Let’s face it. You might be a success story, like Jillian... but it could also be the worst thing ever.

“People have made this mistake before, myself included, and I swear it’s not the end of the world,” says Huhman.

Don’t despair: this is just one job. Financially, you’ve got a big silver lining: your paycheck. And while that may not be the most satisfying thing in the world, you’re putting yourself in a position to find your next big thing.

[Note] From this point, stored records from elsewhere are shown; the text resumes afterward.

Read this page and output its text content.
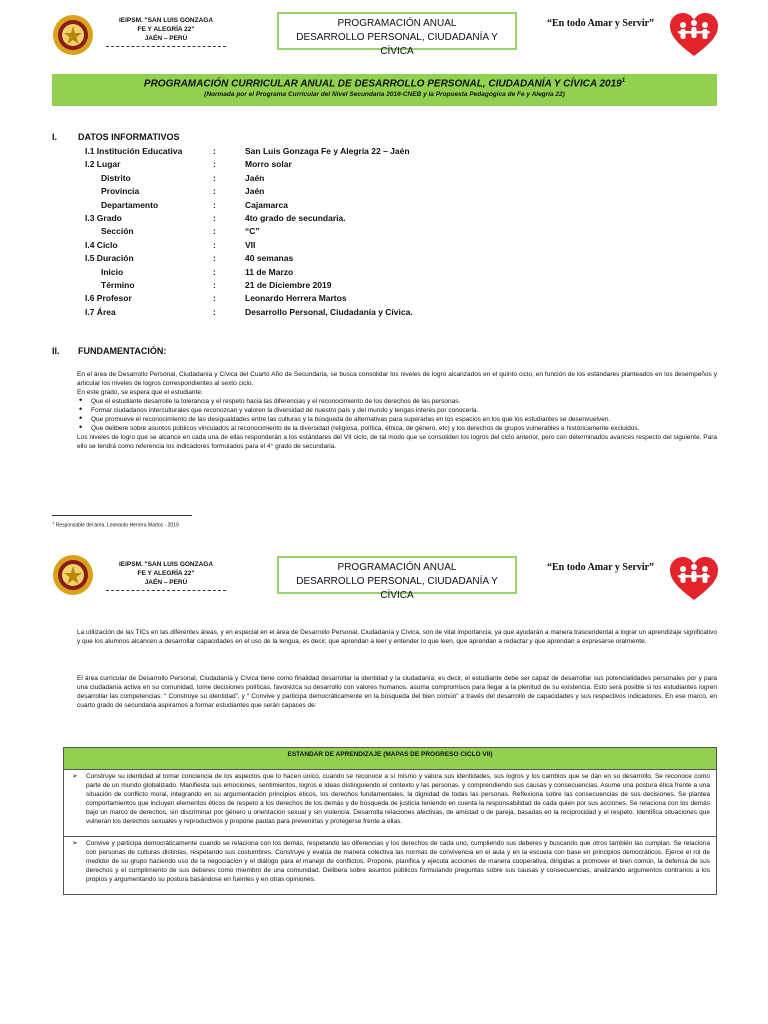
IEIPSM. "SAN LUIS GONZAGA
FE Y ALEGRÍA 22"
JAÉN – PERÚ
PROGRAMACIÓN ANUAL
DESARROLLO PERSONAL, CIUDADANÍA Y CÍVICA
“En todo Amar y Servir”
PROGRAMACIÓN CURRICULAR ANUAL DE DESARROLLO PERSONAL, CIUDADANÍA Y CÍVICA 2019$^1$
(Normada por el Programa Curricular del Nivel Secundaria 2016-CNEB y la Propuesta Pedagógica de Fe y Alegría 22)
I. DATOS INFORMATIVOS
I.1 Institución Educativa	:	San Luis Gonzaga Fe y Alegría 22 – Jaén
I.2 Lugar	:	Morro solar
Distrito	:	Jaén
Provincia	:	Jaén
Departamento	:	Cajamarca
I.3 Grado	:	4to grado de secundaria.
Sección	:	“C”
I.4 Ciclo	:	VII
I.5 Duración	:	40 semanas
Inicio	:	11 de Marzo
Término	:	21 de Diciembre 2019
I.6 Profesor	:	Leonardo Herrera Martos
I.7 Área	:	Desarrollo Personal, Ciudadanía y Cívica.
II. FUNDAMENTACIÓN:

En el área de Desarrollo Personal, Ciudadanía y Cívica del Cuarto Año de Secundaria, se busca consolidar los niveles de logro alcanzados en el quinto ciclo, en función de los estándares planteados en los desempeños y articular los niveles de logros correspondientes al sexto ciclo.

En este grado, se espera que el estudiante:

• Que el estudiante desarrolle la tolerancia y el respeto hacia las diferencias y el reconocimiento de los derechos de las personas.
• Formar ciudadanos interculturales que reconozcan y valoren la diversidad de nuestro país y del mundo y tengas interés por conocerla.
• Que promueve el reconocimiento de las desigualdades entre las culturas y la búsqueda de alternativas para superarlas en los espacios en los que los estudiantes se desenvuelven.
• Que delibere sobre asuntos públicos vinculados al reconocimiento de la diversidad (religiosa, política, étnica, de género, etc) y los derechos de grupos vulnerables e históricamente excluidos.

Los niveles de logro que se alcance en cada una de ellas responderán a los estándares del VII ciclo, de tal modo que se consoliden los logros del ciclo anterior, pero con determinados avances respecto del siguiente. Para ello se tendrá como referencia los indicadores formulados para el 4° grado de secundaria.

$^1$ Responsable del área. Leonardo Herrera Martos - 2019
IEIPSM. "SAN LUIS GONZAGA
FE Y ALEGRÍA 22"
JAÉN – PERÚ
PROGRAMACIÓN ANUAL
DESARROLLO PERSONAL, CIUDADANÍA Y CÍVICA
“En todo Amar y Servir”
La utilización de las TICs en las diferentes áreas, y en especial en el área de Desarrollo Personal, Ciudadanía y Cívica, son de vital importancia, ya que ayudarán a manera trascendental a lograr un aprendizaje significativo y que los alumnos alcancen a desarrollar capacidades en el uso de la lengua, es decir, que aprendan a leer y entender lo que leen, que aprendan a redactar y que aprendan a expresarse oralmente.
El área curricular de Desarrollo Personal, Ciudadanía y Cívica tiene como finalidad desarrollar la identidad y la ciudadanía; es decir, el estudiante debe ser capaz de desarrollar sus potencialidades personales por y para una ciudadanía activa en su comunidad, tome decisiones políticas, favorezca su desarrollo con valores humanos, asuma compromisos para llegar a la plenitud de su existencia. Esto será posible si los estudiantes logren desarrollar las competencias: “ Construye su identidad”, y “ Convive y participa democráticamente en la búsqueda del bien común” a través del desarrollo de capacidades y sus respectivos indicadores. En ese marco, en cuarto grado de secundaria aspiramos a formar estudiantes que serán capaces de:
ESTANDAR DE APRENDIZAJE (MAPAS DE PROGRESO CICLO VII)
➢ Construye su identidad al tomar conciencia de los aspectos que lo hacen único, cuando se reconoce a sí mismo y valora sus identidades, sus logros y los cambios que se dan en su desarrollo. Se reconoce como parte de un mundo globalizado. Manifiesta sus emociones, sentimientos, logros e ideas distinguiendo el contexto y las personas, y comprendiendo sus causas y consecuencias. Asume una postura ética frente a una situación de conflicto moral, integrando en su argumentación principios éticos, los derechos fundamentales, la dignidad de todas las personas. Reflexiona sobre las consecuencias de sus decisiones. Se plantea comportamientos que incluyen elementos éticos de respeto a los derechos de los demás y de búsqueda de justicia teniendo en cuenta la responsabilidad de cada quien por sus acciones. Se relaciona con los demás bajo un marco de derechos, sin discriminar por género u orientación sexual y sin violencia. Desarrolla relaciones afectivas, de amistad o de pareja, basadas en la reciprocidad y el respeto. Identifica situaciones que vulneran los derechos sexuales y reproductivos y propone pautas para prevenirlas y protegerse frente a ellas.
➢ Convive y participa democráticamente cuando se relaciona con los demás, respetando las diferencias y los derechos de cada uno, cumpliendo sus deberes y buscando que otros también las cumplan. Se relaciona con personas de culturas distintas, respetando sus costumbres. Construye y evalúa de manera colectiva las normas de convivencia en el aula y en la escuela con base en principios democráticos. Ejerce el rol de medidor de su grupo haciendo uso de la negociación y el diálogo para el manejo de conflictos. Propone, planifica y ejecuta acciones de manera cooperativa, dirigidas a promover el bien común, la defensa de sus derechos y el cumplimiento de sus deberes como miembro de una comunidad. Delibera sobre asuntos públicos formulando preguntas sobre sus causas y consecuencias, analizando argumentos contrarios a los propios y argumentando su postura basándose en fuentes y en otras opiniones.
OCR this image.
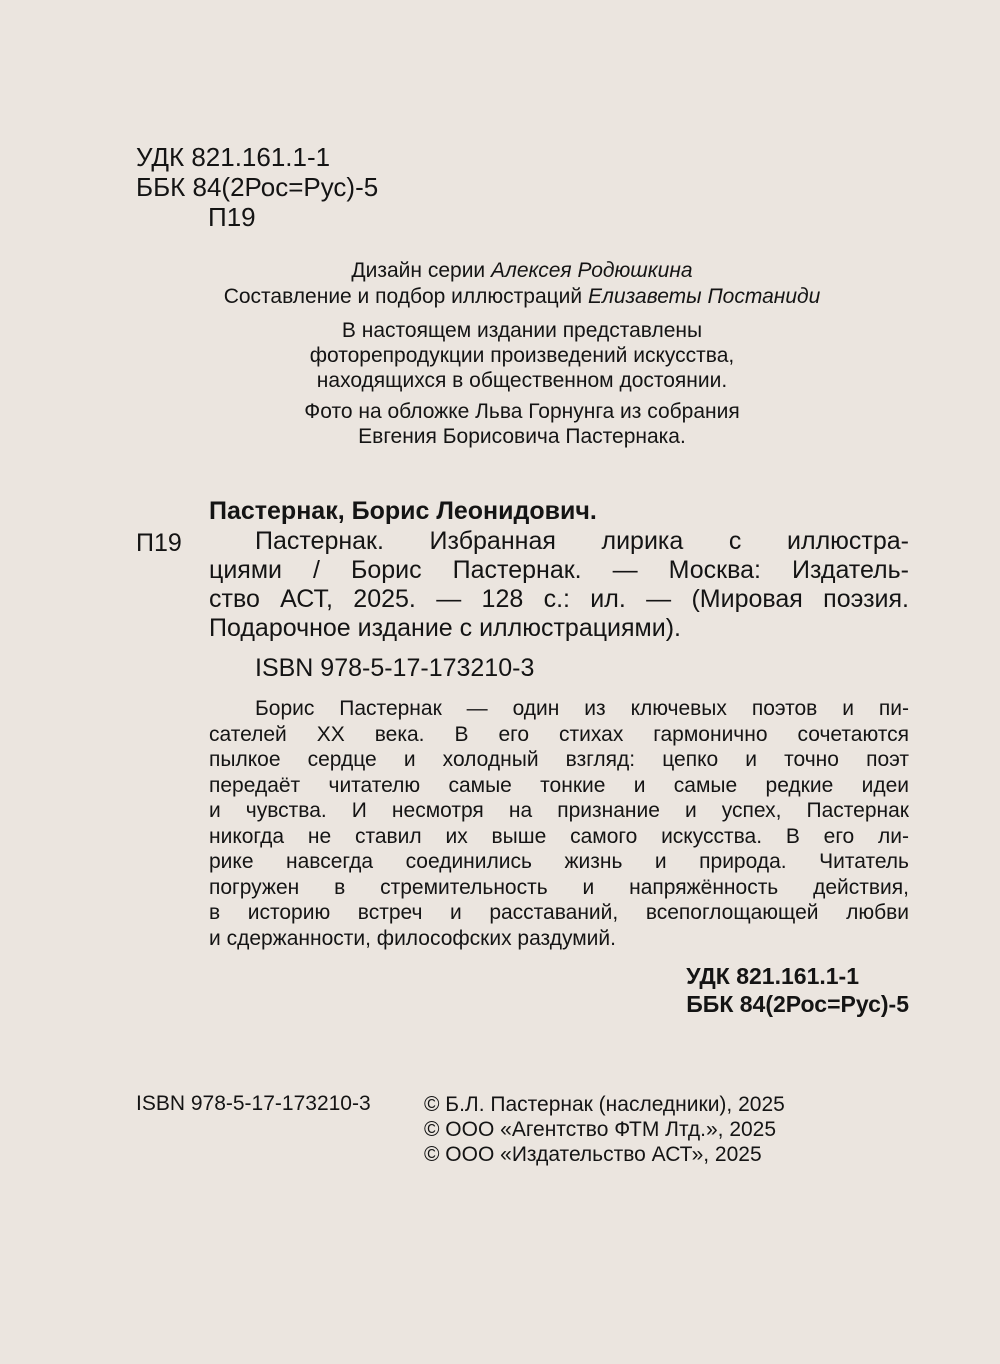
УДК 821.161.1-1
ББК 84(2Рос=Рус)-5
П19
Дизайн серии Алексея Родюшкина
Составление и подбор иллюстраций Елизаветы Постаниди
В настоящем издании представлены
фоторепродукции произведений искусства,
находящихся в общественном достоянии.
Фото на обложке Льва Горнунга из собрания
Евгения Борисовича Пастернака.
Пастернак, Борис Леонидович.
П19	Пастернак. Избранная лирика с иллюстра-
циями / Борис Пастернак. — Москва: Издатель-
ство АСТ, 2025. — 128 с.: ил. — (Мировая поэзия.
Подарочное издание с иллюстрациями).
ISBN 978-5-17-173210-3
Борис Пастернак — один из ключевых поэтов и пи-
сателей XX века. В его стихах гармонично сочетаются
пылкое сердце и холодный взгляд: цепко и точно поэт
передаёт читателю самые тонкие и самые редкие идеи
и чувства. И несмотря на признание и успех, Пастернак
никогда не ставил их выше самого искусства. В его ли-
рике навсегда соединились жизнь и природа. Читатель
погружен в стремительность и напряжённость действия,
в историю встреч и расставаний, всепоглощающей любви
и сдержанности, философских раздумий.
УДК 821.161.1-1
ББК 84(2Рос=Рус)-5
ISBN 978-5-17-173210-3	© Б.Л. Пастернак (наследники), 2025
© ООО «Агентство ФТМ Лтд.», 2025
© ООО «Издательство АСТ», 2025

You’re in charge of your career—no one else is. Remember those values and priorities we mentioned earlier? It’s time to dust those off to figure out what to do next:

  • List what you love: Even in a job you hate, there’s got to be something you like. If that’s your work best friend, office location, or easy-peasy commute—note it down for future reference.
  • List what you hate: This is your burn book. Focus on specifics—your hours, your manager's leadership style or your work environment—so you’ll know what the solution will be. Do you hate your cubicle and long for the open floor plans of startups? Do you wish people would shut up and you had your own cubicle space to yourself? It all depends on you.
  • Make a budget: This is the most important. Know what leaving your cushy high paying job could mean—or alternatively, what you’re aiming for next. How much of a pay cut can you take? How much of a raise do you need? Is that in line with what people with your experience are making? If you’re not sure where to start, we’ve got you covered.
  • List what you’re learning: Chances are, what you’re learning every day will give you the skills and experience to make the leap to your next position. It can be anything from Google AdWords to public speaking to politicking, and anything in between.
  • Finally, list what you’ve done: grab yourself some sticky notes and a whiteboard. Write down everything you’ve done, one thing per sticky note. Find the patterns and the story you have to tell about your experience and what you love doing. Take these keywords and turn them into what you’re searching for in your next role.

5. Ultimately, it’s your decision

Taking a job only for the money isn’t the way to go. Money is just one piece that goes into your decision. At the end of the day, your decision to take a job for any reason is just that: yours. Take some time to reflect, dig deeper, and figure out what’s right for you. You never know what you’ll fall in love with.